Conversando con Marisol hoy en la tarde, pensabamos en qué hacer para que dejaras de ser tema.
Ella después de todo, me aconsejó que hiciera algo parecido a lo que has hecho y que te doliera aunque sea un poquito. Descarté eso enseguida. Con la Maca hemos pensado en pegarte. De todas maneras, no tenemos mucha fuerza y no podemos decirle a Eduardo o Claudio que te peguen, porque mariconas tal vez seamos, pero perras no. Asi que la idea del pleito en el barro con ropa interior quedó totalmente descartada.
Luego medité bastante y decidí civilizadamente mandarte un mail y aunque los mails son de cobardes, ser cobarde es lo que se usa ahora.
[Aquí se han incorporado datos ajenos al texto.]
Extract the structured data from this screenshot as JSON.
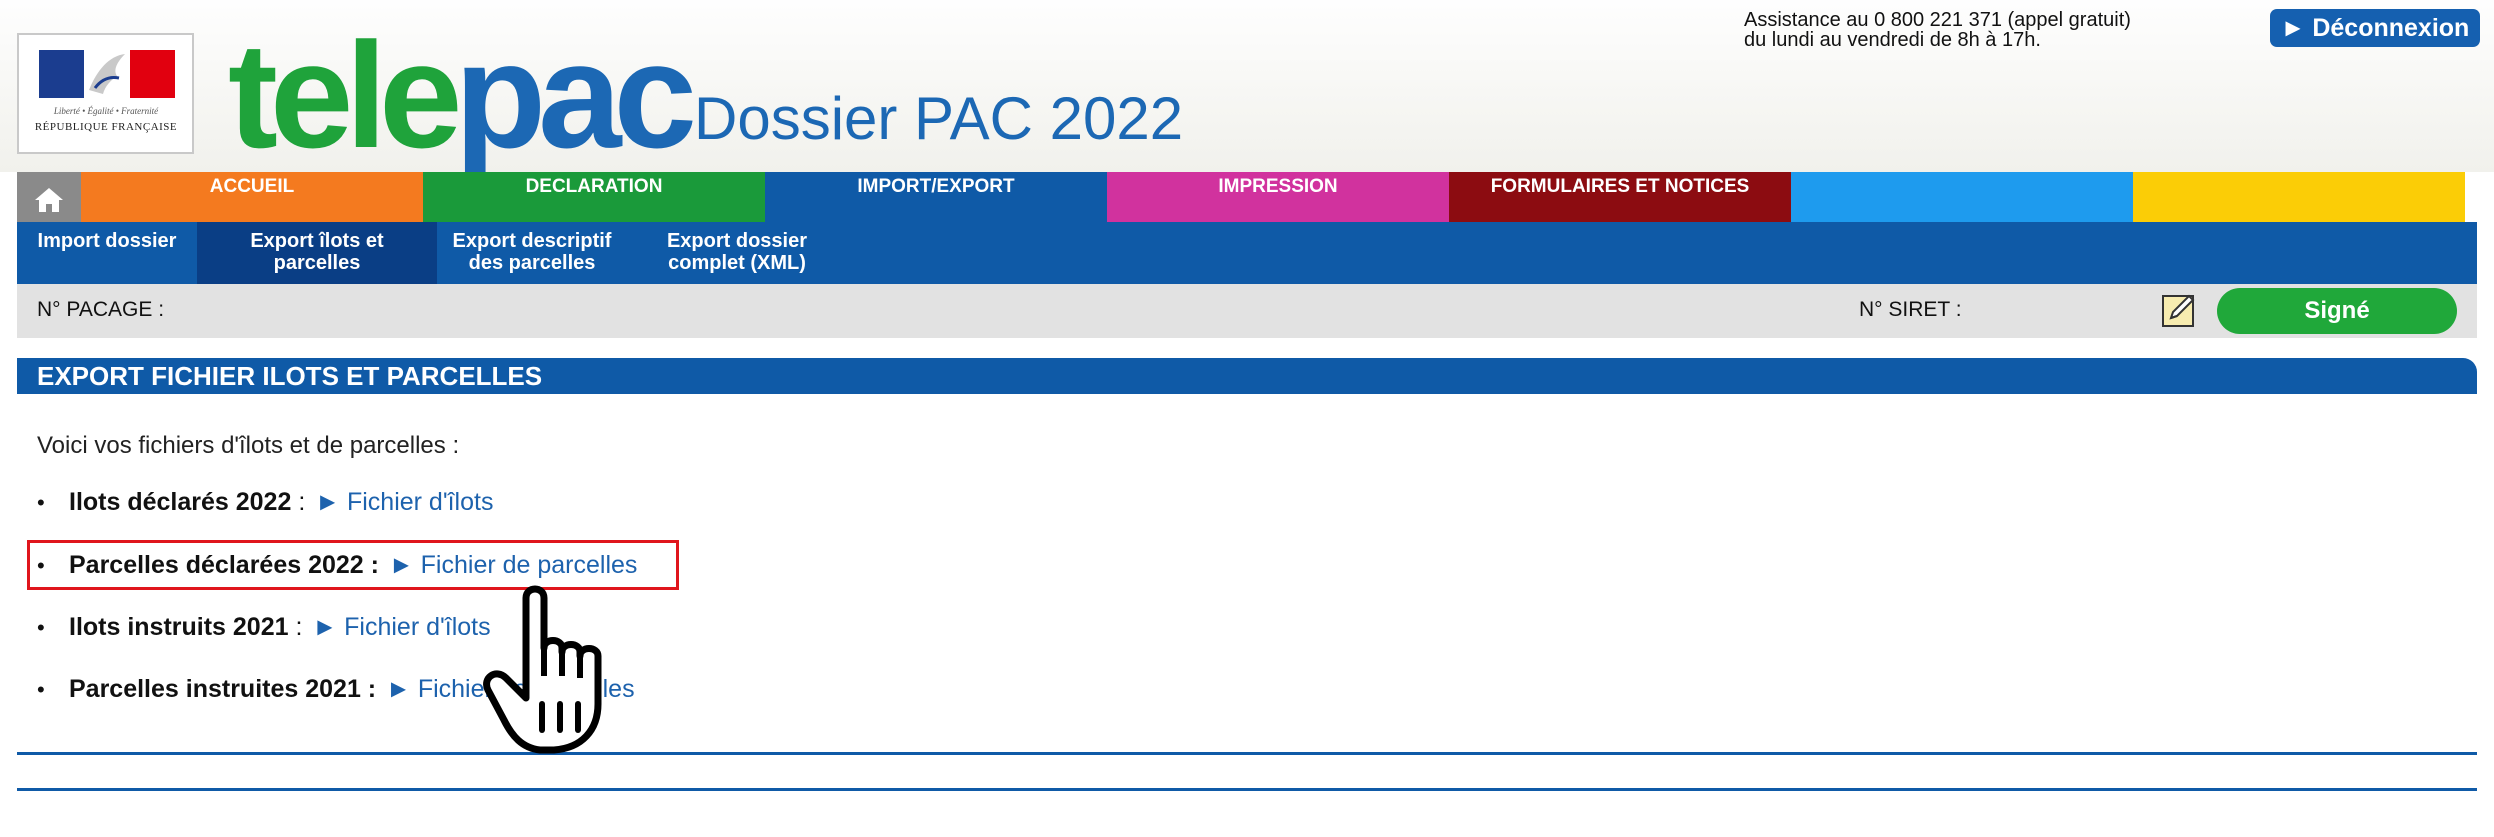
{
  "header": {
    "republic": {
      "motto": "Liberté • Égalité • Fraternité",
      "name": "RÉPUBLIQUE FRANÇAISE"
    },
    "logo": {
      "part1": "tele",
      "part2": "pac"
    },
    "title": "Dossier PAC 2022",
    "assistance_line1": "Assistance au 0 800 221 371 (appel gratuit)",
    "assistance_line2": "du lundi au vendredi de 8h à 17h.",
    "logout_label": "► Déconnexion"
  },
  "nav": {
    "tabs": [
      {
        "label": "ACCUEIL",
        "color": "#f47a1f"
      },
      {
        "label": "DECLARATION",
        "color": "#1a9a3a"
      },
      {
        "label": "IMPORT/EXPORT",
        "color": "#0f5aa7"
      },
      {
        "label": "IMPRESSION",
        "color": "#d1329e"
      },
      {
        "label": "FORMULAIRES ET NOTICES",
        "color": "#8c0c11"
      },
      {
        "label": "",
        "color": "#1e9bee"
      },
      {
        "label": "",
        "color": "#fbcd06"
      }
    ]
  },
  "subnav": {
    "items": [
      {
        "line1": "Import dossier",
        "line2": ""
      },
      {
        "line1": "Export îlots et",
        "line2": "parcelles"
      },
      {
        "line1": "Export descriptif",
        "line2": "des parcelles"
      },
      {
        "line1": "Export dossier",
        "line2": "complet (XML)"
      }
    ]
  },
  "info_bar": {
    "pacage_label": "N° PACAGE :",
    "siret_label": "N° SIRET :",
    "signed_label": "Signé"
  },
  "section": {
    "title": "EXPORT FICHIER ILOTS ET PARCELLES",
    "intro": "Voici vos fichiers d'îlots et de parcelles :",
    "files": [
      {
        "label": "Ilots déclarés 2022",
        "separator": " :",
        "link": "► Fichier d'îlots"
      },
      {
        "label": "Parcelles déclarées 2022 :",
        "separator": "",
        "link": "► Fichier de parcelles"
      },
      {
        "label": "Ilots instruits 2021",
        "separator": " :",
        "link": "► Fichier d'îlots"
      },
      {
        "label": "Parcelles instruites 2021 :",
        "separator": "",
        "link": "► Fichier de parcelles"
      }
    ]
  },
  "colors": {
    "primary_blue": "#0f5aa7",
    "highlight_red": "#e0161c",
    "signed_green": "#20a83a"
  }
}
La Camila, con la que no hablo mucho, pero de vez en cuando da excelentes consejos, me dijo que escribiera tonterias y esparciera un rumor por la internet, cual perra salida de película gringa, a lo que yo respondí: no hace falta invertar nada, con lo que se sabe está bien.
Y así me fui quedando sin opciones hasta que Felipe, un consejero de aquellos, me dijo que me embriagara y cuando estuviera bien borracha, te p*teara como nunca en la vida y para rematar el numerito, vomitara todo lo que haya comido y tomado desde que nací. Pero darte el lujo de protagonizar ese show, nunca. Y además aún me queda un poquito de cordura y dignidad por sobre todo, me sobra.
Entonces cuando vi que ya no habían opciones, me di cuenta que esa era la opción.
Hacer nada y bailar, bailar y bailar esa canción contigo.